Java development guide for OBKV-Table|V4.3.5| docs|Distributed Database

Java development guide for OBKV-Table

Last Updated：2025-12-17 07:17:30 Updated

This topic outlines key considerations and best practices for developing with OBKV-Table. Before you begin, make sure you understand your business use cases and the product positioning of OBKV-Table.

Note

OBKV-Table supports only Java clients.

Recommendations

Batch operations

If the data in a batch is not logically related, avoid spanning multiple partitions with a single batch. The OBKV-Table client provides a partitioning interface. When using batch operations, calculate the partition ID first, then group and submit batches for each partition separately. This approach enables single-node transactions with minimal performance overhead and simplifies retry logic.

Indexes

Suggestions on using indexes:

Avoid global indexes unless necessary.

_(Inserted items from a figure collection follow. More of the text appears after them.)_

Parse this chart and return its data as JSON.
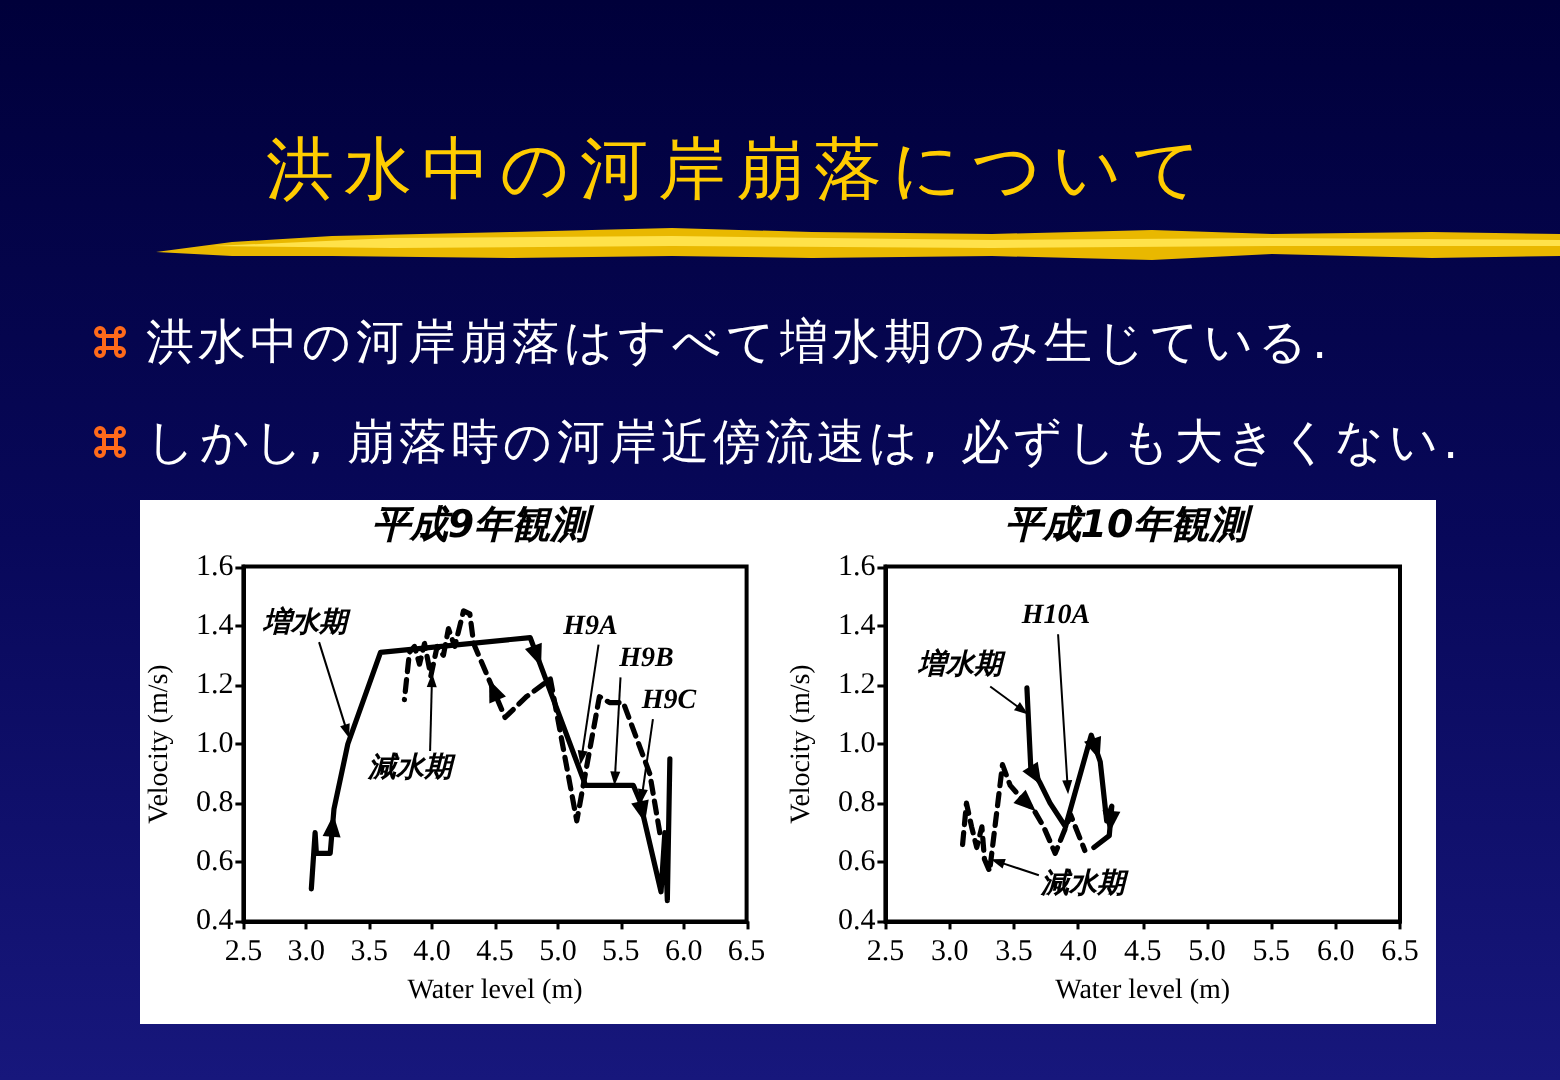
{
  "chart_data": [
    {
      "type": "other",
      "title": "洪水中の河岸崩落について",
      "annotations": [
        "洪水中の河岸崩落はすべて増水期のみ生じている.",
        "しかし, 崩落時の河岸近傍流速は, 必ずしも大きくない."
      ]
    },
    {
      "type": "line",
      "title": "平成9年観測",
      "xlabel": "Water level (m)",
      "ylabel": "Velocity (m/s)",
      "xlim": [
        2.5,
        6.5
      ],
      "xticks": [
        2.5,
        {
          "value": 3,
          "label": "3.0"
        },
        3.5,
        {
          "value": 4,
          "label": "4.0"
        },
        4.5,
        {
          "value": 5,
          "label": "5.0"
        },
        5.5,
        {
          "value": 6,
          "label": "6.0"
        },
        6.5
      ],
      "ylim": [
        0.4,
        1.6
      ],
      "yticks": [
        0.4,
        0.6,
        0.8,
        {
          "value": 1,
          "label": "1.0"
        },
        1.2,
        1.4,
        1.6
      ],
      "series": [
        {
          "color": "#000000",
          "line_style": "solid",
          "x": [
            3.04,
            3.07,
            3.08,
            3.19,
            3.22,
            3.33,
            3.59,
            4.78,
            5.22,
            5.6,
            5.65,
            5.82,
            5.85,
            5.87,
            5.89
          ],
          "values": [
            0.51,
            0.7,
            0.63,
            0.63,
            0.78,
            1.0,
            1.31,
            1.36,
            0.86,
            0.86,
            0.81,
            0.5,
            0.7,
            0.47,
            0.95
          ]
        },
        {
          "color": "#000000",
          "line_style": "dashed",
          "x": [
            5.81,
            5.73,
            5.52,
            5.41,
            5.33,
            5.15,
            4.94,
            4.75,
            4.58,
            4.43,
            4.33,
            4.3,
            4.25,
            4.18,
            4.13,
            4.09,
            4.04,
            3.99,
            3.94,
            3.9,
            3.86,
            3.82,
            3.78
          ],
          "values": [
            0.7,
            0.9,
            1.14,
            1.14,
            1.16,
            0.74,
            1.22,
            1.16,
            1.09,
            1.24,
            1.34,
            1.44,
            1.45,
            1.33,
            1.39,
            1.3,
            1.33,
            1.23,
            1.34,
            1.27,
            1.33,
            1.31,
            1.15
          ]
        }
      ],
      "annotations": [
        {
          "text": "増水期",
          "x": 3.34,
          "y": 1.02
        },
        {
          "text": "H9A",
          "x": 5.18,
          "y": 0.93
        },
        {
          "text": "H9B",
          "x": 5.45,
          "y": 0.86
        },
        {
          "text": "H9C",
          "x": 5.66,
          "y": 0.8
        },
        {
          "text": "減水期",
          "x": 4.0,
          "y": 1.24
        }
      ]
    },
    {
      "type": "line",
      "title": "平成10年観測",
      "xlabel": "Water level (m)",
      "ylabel": "Velocity (m/s)",
      "xlim": [
        2.5,
        6.5
      ],
      "xticks": [
        2.5,
        {
          "value": 3,
          "label": "3.0"
        },
        3.5,
        {
          "value": 4,
          "label": "4.0"
        },
        4.5,
        {
          "value": 5,
          "label": "5.0"
        },
        5.5,
        {
          "value": 6,
          "label": "6.0"
        },
        6.5
      ],
      "ylim": [
        0.4,
        1.6
      ],
      "yticks": [
        0.4,
        0.6,
        0.8,
        {
          "value": 1,
          "label": "1.0"
        },
        1.2,
        1.4,
        1.6
      ],
      "series": [
        {
          "color": "#000000",
          "line_style": "solid",
          "x": [
            3.6,
            3.63,
            3.7,
            3.78,
            3.9,
            4.1,
            4.17,
            4.22,
            4.26,
            4.24,
            4.12
          ],
          "values": [
            1.19,
            0.92,
            0.87,
            0.8,
            0.72,
            1.03,
            0.94,
            0.74,
            0.79,
            0.69,
            0.65
          ]
        },
        {
          "color": "#000000",
          "line_style": "dashed",
          "x": [
            3.1,
            3.13,
            3.17,
            3.21,
            3.25,
            3.27,
            3.31,
            3.41,
            3.47,
            3.55,
            3.65,
            3.73,
            3.82,
            3.94,
            4.05
          ],
          "values": [
            0.66,
            0.8,
            0.72,
            0.65,
            0.72,
            0.61,
            0.57,
            0.93,
            0.86,
            0.82,
            0.78,
            0.72,
            0.63,
            0.76,
            0.64
          ]
        }
      ],
      "annotations": [
        {
          "text": "H10A",
          "x": 3.92,
          "y": 0.83
        },
        {
          "text": "増水期",
          "x": 3.61,
          "y": 1.1
        },
        {
          "text": "減水期",
          "x": 3.32,
          "y": 0.61
        }
      ]
    }
  ]
}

Maintaining global indexes during insert, update, or delete operations on the primary table incurs considerable distributed transaction overhead.
Although local indexes are less costly to maintain than global indexes, keep their number under control. More indexes mean higher maintenance costs.

Partitioning strategy

Here we use key partitioning as an example.

Partitioning key design

The primary goal when designing partitioning keys in OBKV-Table is to ensure that requests for your business scenario do not cross partitions. Some guidelines for choosing partition keys:

The partitioning key is typically the primary key or a prefix of the primary key.
- If the partitioning key is the primary key: For example, in an order scenario, you might set orderid as the primary key. If queries are always exact lookups by orderid, use orderid as the partitioning key for efficient access to all or part of the information for a specific order.
- If the partitioning key is a primary key prefix: For example, in an order scenario, you might use a composite primary key of userid and orderid. If queries commonly scan by userid to retrieve all or some orders for a user, use userid as the partition key.
Queries in your business scenarios should always specify the partitioning key.

Design the number of partitions

Why the number of partitions matters

Changing the number of partitions requires modifying the data model (the table schema or DDL) and redistributing data, which is costly.
Avoid having too few partitions: The database's balancing algorithm ensures that the difference in partition counts between any two nodes does not exceed one. For example, with 3 nodes and 7 partitions, the distribution could be <3,2,2>, resulting in a partition imbalance of (3-2)/3 = 33%. Assuming no data skew, the number of partitions is nearly proportional to both storage and access volume, and partition imbalance will also lead to uneven resource usage across nodes. Therefore, too few partitions is not recommended.
Avoid having too many partitions: You can think of each partition as a mini-database, with multiple mini-databases within a single database. Each mini-database manages its own storage and data access independently. This structure means that excessive mini-databases can prevent optimal sharing of storage space, and scan operations may span multiple databases, causing some performance loss. Batch operations may also be harder to optimize for maximum performance at the storage layer. So, having too many partitions is also not recommended.

How partition count affects performance

Generally, the number of partitions does not significantly impact performance. However, for tasks such as major compaction, migration, or backup—which operate at the partition level—partition count does matter. Having too few partitions makes each partition very large, which can increase task execution time and require more resources.

How to choose partition count

For capacity planning, we recommend keeping the data size per partition per replica below 100 GB. When selecting a partition count, choose prime numbers like 23, 59, 97, 193, 389, or 997. For example, with three replicas and 24 TB of storage, if each partition per replica is 8 TB, you will need at least 80 partitions. Based on the recommended values, choose 97 partitions.
Changing the partition count requires DDL changes, which incurs some overhead. Plan your partitioning strategy in advance to avoid frequent changes. For example, if your current storage is 24 TB but you expect it to grow to 50 TB within a year, design for 50 TB and choose 193 partitions.
Do not use too many partitions; generally, do not exceed 997.

How to detect data skew across partitions

Key partitioning currently relies on the MurmurHash algorithm, which hashes the partitioning key and assigns data to the appropriate partition. Except in extreme cases—such as 100 million rows with 10 million sharing the same partitioning key—data skew is typically not an issue. For example, with 100 million rows and only a few thousand per partitioning key, hashing generally distributes data evenly. With large datasets, the randomness of the hash function ensures data is distributed fairly evenly across partitions.